6. Data Retention Period
Personal data will be processed by the Data Controller for the entire duration of the relationship and for the time necessary to achieve the purposes for which they were collected as per point no. 2 letter a) of this notice.
Upon expiration of the above period, the Data Controller will proceed with the deletion of your personal data.
Longer retention periods may apply in the event of specific legal obligations or if the Data Controller receives requests from public authorities or for the protection of its own rights or those of the Data Subject.
7. Rights of the Data Subject
Pursuant to EU Reg. 2016/679, the Data Subject has the right to:
- obtain confirmation of whether or not the Data Controller is processing their personal data;
- access their personal data and learn their origin (when not obtained directly from the Data Subject), the purposes of the processing, the data of the recipients, the retention period or, if not available, the criteria used to determine it;
- obtain the rectification of inaccurate personal data;
- obtain the deletion of their personal data from the databases of the Data Controller if they are no longer necessary for the purposes for which they were collected, or if the processing is unlawful, and in other cases under Article 17 GDPR;
- restrict the processing of their personal data, for example, where its accuracy is contested, for the time necessary for the Data Controller to verify it, and in other cases under Article 18 GDPR;
- receive their personal data in a structured, commonly used, and machine-readable format, also for transmission to another Data Controller (data portability).

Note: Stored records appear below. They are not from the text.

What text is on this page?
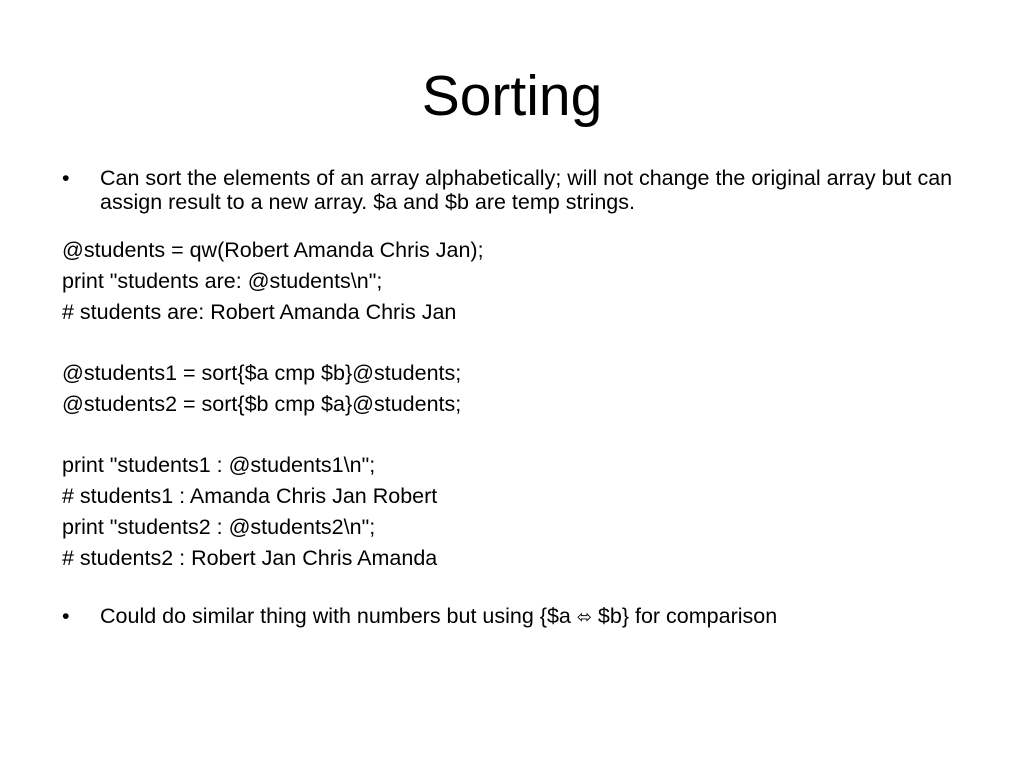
Sorting
• Can sort the elements of an array alphabetically; will not change the original array but can assign result to a new array. $a and $b are temp strings.
@students = qw(Robert Amanda Chris Jan);
print "students are: @students\n";
# students are: Robert Amanda Chris Jan
@students1 = sort{$a cmp $b}@students;
@students2 = sort{$b cmp $a}@students;
print "students1 : @students1\n";
# students1 : Amanda Chris Jan Robert
print "students2 : @students2\n";
# students2 : Robert Jan Chris Amanda
• Could do similar thing with numbers but using {$a ⬄ $b} for comparison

The Data Subject may exercise their rights by contacting the Data Controller in writing at the address https://www.firenzelegale.it/
The Data Controller must proceed without delay and, in any case, no later than one month from receipt of the request. The term may be extended by two months, in which case the Data Controller will inform the Data Subject within thirty days of the reasons for the extension.
8. Complaint
The Data Subject has the right to lodge a complaint with the Data Protection Authority.
If the Data Subject resides in a different EU member state or the breach of data protection law occurs in another EU country where the Data Controller is not established, the complaint should be addressed to the supervisory authority of that member state.
Filing a complaint does not preclude the Data Subject’s right to pursue other legal remedies.
9. Provision of Data and Consequences
Providing personal data is optional; however, if the Data Subject does not provide the requested personal data, the Data Controller will not be able to carry out the processing activities for the purposes indicated in point no. 2 of this notice.